Bergmann ist fest davon überzeugt, dass die 600 Meter langen Fangarme mehr zerstören, als sie retten können. Sie erzählt: „Solche Strukturen, die an der Wasseroberfläche treiben, ziehen eine bestimmte Community von Tieren an, zum Beispiel Fische, die dort Schutz suchen. Die Fangarme des Ocean Cleanup werden auch sie zusammentreiben und fangen, genauso wie wunderschöne Nacktschnecken und Segelquallen. Außerdem ist viel von dem Müll besiedelt. Wird er beseitigt, werden auch die Tiere beseitigt.“
Bergmann und ihre Kollegin und Leiterin des Alfred-Wegener-Instituts, Antje Boetius, kämpfen für „Vermeiden statt einsammeln“. Strände und Flussufer müssten vom Müll befreit werden, damit er nicht mehr ins Meer gelange. Und natürlich müsse der weltweite Konsum von Plastik dringend gedrosselt werden, denn auch er trägt zum Klimawandel bei. Die weltweite Plastikproduktion aber hat in den vergangenen Jahren zwischen 1970 und 2013 um unfassbare 620 Prozent zugenommen. Bergmann: "Und der Mikroplastik-Gehalt wird sich in den kommenden 30 Jahren noch mehr als verdoppeln!"
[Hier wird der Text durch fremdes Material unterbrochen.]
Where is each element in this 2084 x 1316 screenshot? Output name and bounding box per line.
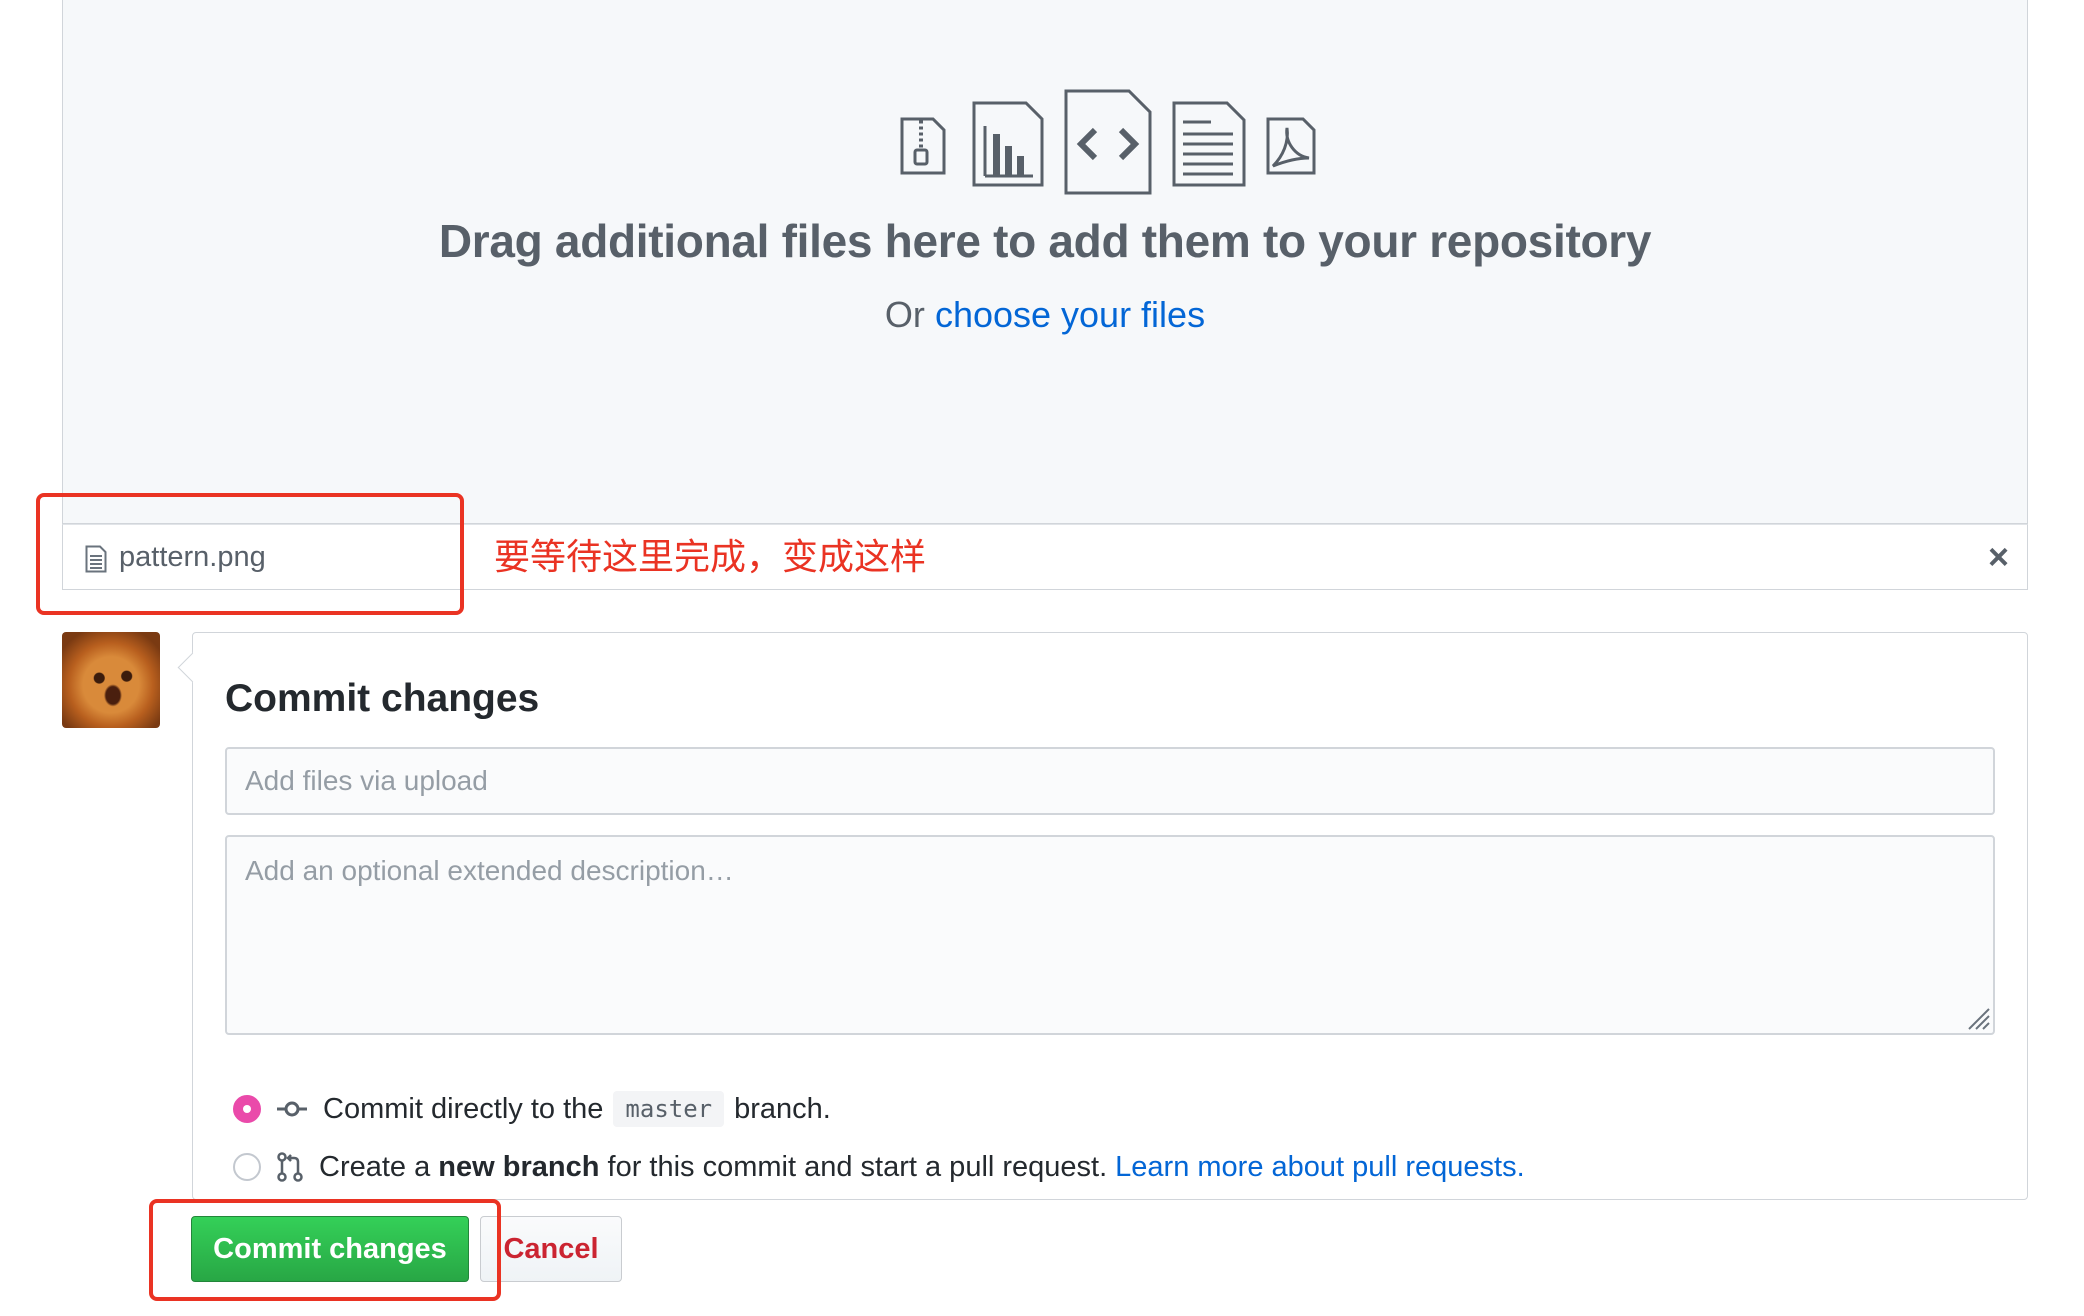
pull-request-icon bbox=[277, 1152, 303, 1182]
new-branch-option[interactable]: Create a new branch for this commit and … bbox=[233, 1147, 1525, 1187]
new-branch-prefix: Create a bbox=[319, 1150, 431, 1183]
commit-direct-suffix: branch. bbox=[734, 1092, 831, 1125]
commit-form: Commit changes Commit directly to the ma… bbox=[192, 632, 2028, 1200]
commit-description-input[interactable] bbox=[225, 835, 1995, 1035]
commit-summary-input[interactable] bbox=[225, 747, 1995, 815]
dropzone-subtitle: Or choose your files bbox=[63, 294, 2027, 336]
pdf-file-icon bbox=[1266, 117, 1316, 175]
git-commit-icon bbox=[277, 1099, 307, 1119]
text-file-icon bbox=[1172, 101, 1246, 187]
commit-title: Commit changes bbox=[225, 677, 540, 720]
annotation-box-commit bbox=[149, 1199, 501, 1301]
commit-direct-option[interactable]: Commit directly to the master branch. bbox=[233, 1089, 831, 1129]
file-type-icons bbox=[899, 88, 1319, 200]
commit-direct-prefix: Commit directly to the bbox=[323, 1092, 604, 1125]
file-dropzone[interactable]: Drag additional files here to add them t… bbox=[62, 0, 2028, 524]
dropzone-title: Drag additional files here to add them t… bbox=[438, 215, 1652, 267]
annotation-box-file bbox=[36, 493, 464, 615]
avatar bbox=[62, 632, 160, 728]
or-text: Or bbox=[884, 294, 925, 335]
new-branch-suffix: for this commit and start a pull request… bbox=[607, 1150, 1108, 1183]
new-branch-bold: new branch bbox=[438, 1150, 600, 1183]
commit-direct-radio[interactable] bbox=[233, 1095, 261, 1123]
branch-name: master bbox=[613, 1091, 725, 1127]
annotation-text: 要等待这里完成，变成这样 bbox=[494, 536, 927, 577]
zip-file-icon bbox=[900, 117, 946, 175]
code-file-icon bbox=[1064, 89, 1152, 195]
chart-file-icon bbox=[972, 101, 1044, 187]
learn-more-link[interactable]: Learn more about pull requests. bbox=[1115, 1151, 1524, 1184]
remove-file-button[interactable]: × bbox=[1988, 537, 2009, 577]
new-branch-radio[interactable] bbox=[233, 1153, 261, 1181]
choose-files-link[interactable]: choose your files bbox=[935, 294, 1205, 335]
cancel-button[interactable]: Cancel bbox=[480, 1216, 622, 1282]
resize-grip-icon[interactable] bbox=[1963, 1003, 1991, 1031]
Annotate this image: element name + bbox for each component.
Das, was du da unten erlebst, verändert dich, du willst plötzlich helfen!
Bergmann und Boetius versuchen immer wieder, Menschen auch durch Bilder der Schönheit der Meere zu einem vernünftigeren Handeln zu bringen. Ihre Aufnahmen der Tiefsee sind spektakulär. "Das, was du da unten erlebst, verändert dich“, erzählt Antje Boetius. „Das ist, wie wenn man ins All fliegt und unsere kleine blaue Kugel von oben sieht. Du willst ihr plötzlich helfen.“
Wenn Deutschlands bekannteste Tiefsee- und Polarforscherin für Tauchgänge in ihre kleine Glaskapsel steigt und hunderte Meter hinab in die Dunkelheit gleitet, weiß sie nie, was ihr begegnen wird. Boetius entdeckt Dinge unter Wasser, die noch kein Mensch auf dieser Welt gesehen hat: Vulkane in der Arktis, gigantische Gebirge und Schluchten, ganze Landschaften aus Seeanemonen. Bizarre Lebewesen, leuchtende Fische mit riesigen Fangzähnen und gelatinösen Gliedern. Und die „Methan-Fresser“. Mikroorganismen, die das Methan im Meeresboden filtern. Es wäre eine Katastrophe, würden die mikrometerkleinen Wesen an ihrer Arbeit gehindert. „Wenn große Mengen Methan hochsteigen würden, gäbe es eine katastrophale Verstärkung der Erderwärmung“, sagt Boetius.
Der WWF, der die neue Plastik-Studie beim Alfred-Wegener-Institut in Auftrag gegeben hat, fordert ein verbindliches globales Abkommen, um die unwiderrufliche Vermüllung der Weltmeere zu stoppen, bevor ökologische Kipppunkte überschritten werden. Melanie Bergmann: "Es eilt!"